NASCAR Technical Trivia #2

[MolaKule]

A 358 cubic inch NASCAR engine's crankshaft is turning at 9,500 rpm.

What is the linear piston speed at the center of stroke in inches/second?

Bore is 4.185 inches in diameter and has a stroke of 3.25 inches.

 

[duaneb9729]

guesses its going as fast as the rest of the car lol

 

[Ken42]

Best guess 48.7 inches per second.
or if you want to be tricky 85.66 fps and 1028 ips
about 58 mph and starting and stoping 316 times per second.
or something like that.

Ken

 

[Shannow]

What's the rod length ?

 

[MolaKule]

We have to assume the piston traverses the full stroke length.

 

[Shannow]

Yep, but the angularity of the rod (rod/stroke ratio) determines the velocity at the point you are requesting (another complicator is wrist pin offset from bore centreline), unless you have infinite rod length/scotch yoke design, where the mid stroke velocity is simply the wr of the big end.

 

[MolaKule]

Right and if we were designing a new engine or blueprinting from scratch we would concern ourselves with those variables.
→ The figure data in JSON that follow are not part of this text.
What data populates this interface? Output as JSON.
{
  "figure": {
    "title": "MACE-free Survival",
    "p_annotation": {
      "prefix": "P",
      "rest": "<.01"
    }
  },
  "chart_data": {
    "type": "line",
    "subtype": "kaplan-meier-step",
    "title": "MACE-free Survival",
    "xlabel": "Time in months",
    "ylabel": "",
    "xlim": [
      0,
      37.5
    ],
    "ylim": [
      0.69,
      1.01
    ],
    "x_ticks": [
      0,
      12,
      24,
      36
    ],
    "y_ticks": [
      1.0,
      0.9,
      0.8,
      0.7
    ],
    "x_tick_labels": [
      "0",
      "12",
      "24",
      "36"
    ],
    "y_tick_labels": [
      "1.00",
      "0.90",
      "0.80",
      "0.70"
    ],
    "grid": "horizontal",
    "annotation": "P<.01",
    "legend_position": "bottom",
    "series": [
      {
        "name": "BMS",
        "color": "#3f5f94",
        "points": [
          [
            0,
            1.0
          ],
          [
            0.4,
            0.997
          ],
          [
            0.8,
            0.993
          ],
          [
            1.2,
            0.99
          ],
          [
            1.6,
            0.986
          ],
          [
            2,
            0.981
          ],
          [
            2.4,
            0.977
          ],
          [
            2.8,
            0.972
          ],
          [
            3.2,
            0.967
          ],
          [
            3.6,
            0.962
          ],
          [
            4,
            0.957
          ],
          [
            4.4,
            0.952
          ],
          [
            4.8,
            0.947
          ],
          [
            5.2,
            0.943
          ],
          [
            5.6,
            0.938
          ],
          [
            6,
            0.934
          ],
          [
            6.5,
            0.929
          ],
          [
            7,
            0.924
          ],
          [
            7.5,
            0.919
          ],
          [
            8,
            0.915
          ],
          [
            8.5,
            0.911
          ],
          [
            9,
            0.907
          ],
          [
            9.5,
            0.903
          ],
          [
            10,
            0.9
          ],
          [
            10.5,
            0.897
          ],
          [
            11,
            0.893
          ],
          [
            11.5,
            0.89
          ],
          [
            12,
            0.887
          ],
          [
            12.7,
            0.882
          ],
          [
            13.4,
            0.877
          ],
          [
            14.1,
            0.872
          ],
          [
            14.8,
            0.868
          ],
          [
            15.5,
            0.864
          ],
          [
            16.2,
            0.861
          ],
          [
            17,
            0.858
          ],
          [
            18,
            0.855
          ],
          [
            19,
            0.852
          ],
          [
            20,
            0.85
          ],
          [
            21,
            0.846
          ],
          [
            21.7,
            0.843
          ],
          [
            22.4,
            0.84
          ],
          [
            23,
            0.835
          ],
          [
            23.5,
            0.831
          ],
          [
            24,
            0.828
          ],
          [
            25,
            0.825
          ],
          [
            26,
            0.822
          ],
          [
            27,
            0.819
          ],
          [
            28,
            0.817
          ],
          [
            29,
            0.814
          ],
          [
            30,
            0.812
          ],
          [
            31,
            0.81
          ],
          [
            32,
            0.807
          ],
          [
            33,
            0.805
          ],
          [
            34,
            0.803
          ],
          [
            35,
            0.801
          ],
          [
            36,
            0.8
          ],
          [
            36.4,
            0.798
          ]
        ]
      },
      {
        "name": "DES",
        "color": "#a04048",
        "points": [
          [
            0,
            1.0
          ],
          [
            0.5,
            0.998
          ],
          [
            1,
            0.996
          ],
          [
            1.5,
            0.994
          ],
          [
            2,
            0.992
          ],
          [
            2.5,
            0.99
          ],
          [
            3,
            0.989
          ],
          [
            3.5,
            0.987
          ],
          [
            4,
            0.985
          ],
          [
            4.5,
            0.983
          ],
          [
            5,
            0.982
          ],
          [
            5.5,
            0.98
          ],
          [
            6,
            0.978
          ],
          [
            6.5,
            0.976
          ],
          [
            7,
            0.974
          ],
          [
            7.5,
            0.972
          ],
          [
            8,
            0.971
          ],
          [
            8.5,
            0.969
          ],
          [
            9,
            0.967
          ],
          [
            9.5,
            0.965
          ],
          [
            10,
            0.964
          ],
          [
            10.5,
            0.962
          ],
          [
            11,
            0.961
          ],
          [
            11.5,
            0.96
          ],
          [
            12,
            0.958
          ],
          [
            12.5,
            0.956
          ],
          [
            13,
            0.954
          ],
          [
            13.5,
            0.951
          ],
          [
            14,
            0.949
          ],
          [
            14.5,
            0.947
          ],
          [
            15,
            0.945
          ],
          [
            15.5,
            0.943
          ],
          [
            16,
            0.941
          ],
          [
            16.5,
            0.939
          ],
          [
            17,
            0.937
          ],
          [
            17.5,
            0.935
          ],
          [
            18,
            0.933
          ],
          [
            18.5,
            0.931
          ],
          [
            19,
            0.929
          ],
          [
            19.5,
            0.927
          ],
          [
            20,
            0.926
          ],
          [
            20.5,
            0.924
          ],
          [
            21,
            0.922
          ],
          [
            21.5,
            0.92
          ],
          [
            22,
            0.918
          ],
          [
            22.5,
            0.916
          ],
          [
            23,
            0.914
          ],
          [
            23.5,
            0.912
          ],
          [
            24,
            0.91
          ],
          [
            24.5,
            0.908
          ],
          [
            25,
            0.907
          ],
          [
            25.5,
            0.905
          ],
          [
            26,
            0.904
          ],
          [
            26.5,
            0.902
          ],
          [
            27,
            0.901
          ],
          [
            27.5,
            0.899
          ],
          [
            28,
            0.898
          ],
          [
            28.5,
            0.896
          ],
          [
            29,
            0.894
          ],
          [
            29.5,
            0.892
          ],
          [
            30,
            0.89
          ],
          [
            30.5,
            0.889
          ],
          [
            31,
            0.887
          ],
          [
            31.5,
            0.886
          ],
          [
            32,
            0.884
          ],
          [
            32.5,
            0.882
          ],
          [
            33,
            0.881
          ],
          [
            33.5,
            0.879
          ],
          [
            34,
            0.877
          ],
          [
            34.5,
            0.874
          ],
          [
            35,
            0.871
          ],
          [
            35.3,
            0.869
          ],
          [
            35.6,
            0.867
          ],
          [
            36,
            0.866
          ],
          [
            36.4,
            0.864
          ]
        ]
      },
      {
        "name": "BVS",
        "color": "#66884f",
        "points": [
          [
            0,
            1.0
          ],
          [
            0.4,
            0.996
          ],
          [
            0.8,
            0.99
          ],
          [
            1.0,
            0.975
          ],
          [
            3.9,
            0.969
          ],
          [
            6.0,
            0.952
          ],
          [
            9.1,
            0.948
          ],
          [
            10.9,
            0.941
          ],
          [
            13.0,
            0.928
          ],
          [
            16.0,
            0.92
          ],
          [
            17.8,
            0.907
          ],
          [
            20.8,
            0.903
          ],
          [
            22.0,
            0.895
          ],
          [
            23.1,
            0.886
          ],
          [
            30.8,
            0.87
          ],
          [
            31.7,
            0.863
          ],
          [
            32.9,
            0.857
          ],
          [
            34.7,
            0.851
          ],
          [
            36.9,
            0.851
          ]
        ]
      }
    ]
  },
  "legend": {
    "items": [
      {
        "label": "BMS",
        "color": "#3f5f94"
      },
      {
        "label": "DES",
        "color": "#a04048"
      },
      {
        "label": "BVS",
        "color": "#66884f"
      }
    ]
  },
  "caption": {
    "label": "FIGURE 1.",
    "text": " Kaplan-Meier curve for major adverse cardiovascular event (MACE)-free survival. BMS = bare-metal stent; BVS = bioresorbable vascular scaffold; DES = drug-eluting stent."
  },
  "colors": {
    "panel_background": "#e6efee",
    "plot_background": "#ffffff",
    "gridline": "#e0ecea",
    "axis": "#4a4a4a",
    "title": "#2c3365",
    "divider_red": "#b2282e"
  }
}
Assume a perfect engine with no offset wrist pin, a conrod of sufficient length to connect piston to crankshaft etc, realizing the piston speed at TDC and at BDC is zero but maximum at midstroke, and making simple harmonic motion (SHM). We're trying to make this as uncomplicated as possible.

1. First convert Rev/min to Rev/sec

RPM/60 = RPS;

2. Realize one half crank revolution of 180 degrees (say from TDC to BDC) causes the piston to traverse 3.25". So in one complete 360 degree revolution the piston traverses a total length of 6.5" or 6.5"/Rev.

 

[MolaKule]

Quote:
or if you want to be tricky 85.66 fps and 1028 ips


KEN42 had the correct answer.

Assuming SImple Harmonic Motion (SHM) and Rounded UP:
RPM/60 = RPS;
piston speed in inches/s = [(RPM/60) X (2 X Stroke in inches)/Rev] = 1030
piston speed in feet/s = [(RPM/60) X (2 X Stroke in inches)/Rev] / 12 = 86

 

[Steve S]

Originally Posted By: MolaKule
We have to assume the piston traverses the full stroke length.
Does the piston have any choice?

 

[Steve S]

Originally Posted By: Shannow
Yep, but the angularity of the rod (rod/stroke ratio) determines the velocity at the point you are requesting (another complicator is wrist pin offset from bore centreline), unless you have infinite rod length/scotch yoke design, where the mid stroke velocity is simply the wr of the big end.
I would think the rod angle should effect the acceleration from TDC and BDC and thrust on the cyl walls over the piston speed which I am guessing would be the average?

 

[XS650]

Originally Posted By: MolaKule
. We're trying to make this as uncomplicated as possible.




Looks like you made it more uncomplicated than possible.

85.8 ft/s is average piston speed not mid stroke speed. And, you can't find mid stroke speed without knowing the rod length. Even assuming simple harmonic motion, which is still not all that close, mid stroke speed would be considerably higher. About 135 ft/s.

As Einstein said, "make everything as simple as possible, but no simpler"

 

[gtx510]

check out this piston speed formula
http://web.archive.org/web/2007020904281...erivation-1.jpg
http://web.archive.org/web/2007082302340...ratio/index.htm

http://www.devtk.com/ninja250/ninja_250_piston_speed.pdf
http://www.wfu.edu/~rollins/piston/ more complete write-up

you guys figured out the mean piston speed? which would be the piston speed at the center of the stroke, right?
http://www.ucalgary.ca/~csimpson/Tech/Calculations.html
piston speed (in ft/sec) = 0.166 x stroke (in inches) x rpm

 

[XS650]

Thats one of the best treatments of the subject I have seen online.

It's worth reading if you have any interest in such things. It would also be good idea to download it if you like it, I noticed that it's on an archive site instead of the original site, so it may go away at any time.